I sintomi indotti da P.s. pv. phaseolicola si differenziano da quelli dovuti a X.c. pv. phaseoli per la presenza, nel primo caso, di un vistoso alone clorotico intorno a piccole aree dapprima idropiche e successivamente necrotiche sulle foglie e sui baccelli.

X.c. pv. phaseoli induce sulle foglie ampie lesioni necrotiche contornate da un sottile bordo giallo che procedono in genere dal margine del lembo fogliare verso la nervatura centrale determinando la deformazione della foglia. Sui baccelli le macchie rotondeggianti sono più piccole di quelle dovute a P.s. pv. phaseoli, infossate e con un contorno rosso-mattone. X.c. pv. phaseoli può invadere sistemicamente la pianta spostandosi lungo i vasi e infettare “dall’interno” il seme, al contrario di P.s. pv. phaseoli che è solo in grado di contaminarlo.

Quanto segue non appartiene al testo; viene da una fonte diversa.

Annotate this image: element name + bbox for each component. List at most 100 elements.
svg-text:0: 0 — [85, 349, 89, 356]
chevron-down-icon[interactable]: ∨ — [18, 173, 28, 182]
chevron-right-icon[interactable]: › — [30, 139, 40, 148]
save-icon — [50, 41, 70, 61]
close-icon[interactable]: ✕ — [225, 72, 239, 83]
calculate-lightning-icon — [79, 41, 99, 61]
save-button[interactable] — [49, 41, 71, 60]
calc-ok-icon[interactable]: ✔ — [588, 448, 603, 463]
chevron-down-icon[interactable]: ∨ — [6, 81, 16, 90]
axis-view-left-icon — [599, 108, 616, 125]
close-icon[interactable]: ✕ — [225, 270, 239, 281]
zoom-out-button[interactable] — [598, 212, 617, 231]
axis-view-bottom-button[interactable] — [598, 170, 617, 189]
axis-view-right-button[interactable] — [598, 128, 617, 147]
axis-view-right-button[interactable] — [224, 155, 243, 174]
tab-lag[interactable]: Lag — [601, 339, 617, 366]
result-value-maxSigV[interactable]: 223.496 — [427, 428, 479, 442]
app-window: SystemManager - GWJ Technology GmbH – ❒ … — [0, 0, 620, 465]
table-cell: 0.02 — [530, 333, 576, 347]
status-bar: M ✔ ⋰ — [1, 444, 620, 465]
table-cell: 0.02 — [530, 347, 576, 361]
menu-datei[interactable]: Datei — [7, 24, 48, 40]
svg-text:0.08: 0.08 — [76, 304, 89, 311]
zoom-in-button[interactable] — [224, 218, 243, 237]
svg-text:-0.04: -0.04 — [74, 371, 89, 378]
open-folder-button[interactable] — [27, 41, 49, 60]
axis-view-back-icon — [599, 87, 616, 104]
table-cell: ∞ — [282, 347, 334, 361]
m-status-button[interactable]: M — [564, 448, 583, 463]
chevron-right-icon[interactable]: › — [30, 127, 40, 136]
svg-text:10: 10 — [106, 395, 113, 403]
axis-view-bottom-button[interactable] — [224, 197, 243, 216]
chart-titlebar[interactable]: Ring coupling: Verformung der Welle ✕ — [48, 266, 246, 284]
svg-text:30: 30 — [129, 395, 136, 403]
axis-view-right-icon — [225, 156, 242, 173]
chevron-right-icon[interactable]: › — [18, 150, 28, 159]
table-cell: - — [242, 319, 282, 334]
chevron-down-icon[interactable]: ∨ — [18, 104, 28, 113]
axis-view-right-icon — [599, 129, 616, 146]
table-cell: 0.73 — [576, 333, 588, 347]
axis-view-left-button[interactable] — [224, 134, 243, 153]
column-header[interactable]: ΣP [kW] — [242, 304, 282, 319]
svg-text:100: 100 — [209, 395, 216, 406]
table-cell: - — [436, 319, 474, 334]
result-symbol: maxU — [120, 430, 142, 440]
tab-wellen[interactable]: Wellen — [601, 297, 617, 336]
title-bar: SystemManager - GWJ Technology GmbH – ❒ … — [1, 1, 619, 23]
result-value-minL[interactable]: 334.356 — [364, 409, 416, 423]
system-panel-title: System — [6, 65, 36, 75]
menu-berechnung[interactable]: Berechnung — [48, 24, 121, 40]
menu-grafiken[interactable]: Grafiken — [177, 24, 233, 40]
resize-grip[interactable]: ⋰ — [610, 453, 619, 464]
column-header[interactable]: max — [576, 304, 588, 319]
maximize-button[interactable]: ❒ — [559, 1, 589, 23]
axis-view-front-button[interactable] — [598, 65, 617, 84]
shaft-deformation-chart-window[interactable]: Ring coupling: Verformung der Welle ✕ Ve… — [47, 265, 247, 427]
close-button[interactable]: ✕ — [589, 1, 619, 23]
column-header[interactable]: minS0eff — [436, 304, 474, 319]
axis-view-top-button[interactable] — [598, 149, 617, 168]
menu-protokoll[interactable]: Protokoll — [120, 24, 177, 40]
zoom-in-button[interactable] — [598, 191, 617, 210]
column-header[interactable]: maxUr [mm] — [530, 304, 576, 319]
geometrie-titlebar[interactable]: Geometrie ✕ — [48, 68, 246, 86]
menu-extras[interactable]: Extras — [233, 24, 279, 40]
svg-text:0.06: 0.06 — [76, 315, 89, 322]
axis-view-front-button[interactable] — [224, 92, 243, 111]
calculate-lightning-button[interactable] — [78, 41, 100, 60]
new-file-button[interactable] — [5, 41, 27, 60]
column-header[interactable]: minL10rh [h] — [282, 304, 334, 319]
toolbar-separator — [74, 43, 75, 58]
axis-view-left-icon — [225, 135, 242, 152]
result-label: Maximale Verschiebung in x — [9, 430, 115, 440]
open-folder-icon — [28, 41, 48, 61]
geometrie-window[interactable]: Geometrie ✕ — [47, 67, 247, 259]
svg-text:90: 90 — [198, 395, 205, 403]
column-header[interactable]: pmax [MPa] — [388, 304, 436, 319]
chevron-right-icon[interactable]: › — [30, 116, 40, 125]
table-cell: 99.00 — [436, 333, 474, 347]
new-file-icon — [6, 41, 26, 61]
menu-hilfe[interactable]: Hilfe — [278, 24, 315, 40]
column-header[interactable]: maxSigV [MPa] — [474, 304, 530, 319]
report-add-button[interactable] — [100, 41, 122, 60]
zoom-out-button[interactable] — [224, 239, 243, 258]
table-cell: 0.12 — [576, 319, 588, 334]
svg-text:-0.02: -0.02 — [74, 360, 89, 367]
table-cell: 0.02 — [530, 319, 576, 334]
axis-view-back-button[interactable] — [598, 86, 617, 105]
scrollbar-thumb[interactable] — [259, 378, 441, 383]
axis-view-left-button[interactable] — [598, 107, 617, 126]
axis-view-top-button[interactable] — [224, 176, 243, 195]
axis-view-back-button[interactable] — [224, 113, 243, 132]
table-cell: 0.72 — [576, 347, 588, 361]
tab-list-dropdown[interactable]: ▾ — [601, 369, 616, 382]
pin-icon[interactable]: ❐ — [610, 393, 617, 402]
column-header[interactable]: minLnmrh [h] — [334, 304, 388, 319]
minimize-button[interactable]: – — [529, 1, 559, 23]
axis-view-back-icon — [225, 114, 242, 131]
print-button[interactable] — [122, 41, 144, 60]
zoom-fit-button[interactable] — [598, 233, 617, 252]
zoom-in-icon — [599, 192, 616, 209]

Entrambi i batteri possono indurre sui tegumenti dei semi aree giallastre, raggrinzimenti e deformazioni, più evidenti sulle varietà a seme bianco.

 

L’inoculo

Questi batteri possono sopravvivere sui residui colturali infetti, come epifiti su piante non ospiti o conservarsi sui semi infetti o contaminati (anche asintomatici). L’inoculo può spostarsi dai centri di infezione primari mediante le piogge o l’acqua di irrigazione per tutto il ciclo vegetativo della pianta. Anche la contaminazione dei vestiti degli operatori che si muovono nei campi può essere una via di diffusione dell’infezione da non sottovalutare. Lo sviluppo delle due malattie batteriche è favorito da alta umidità relativa e da temperatura non elevate.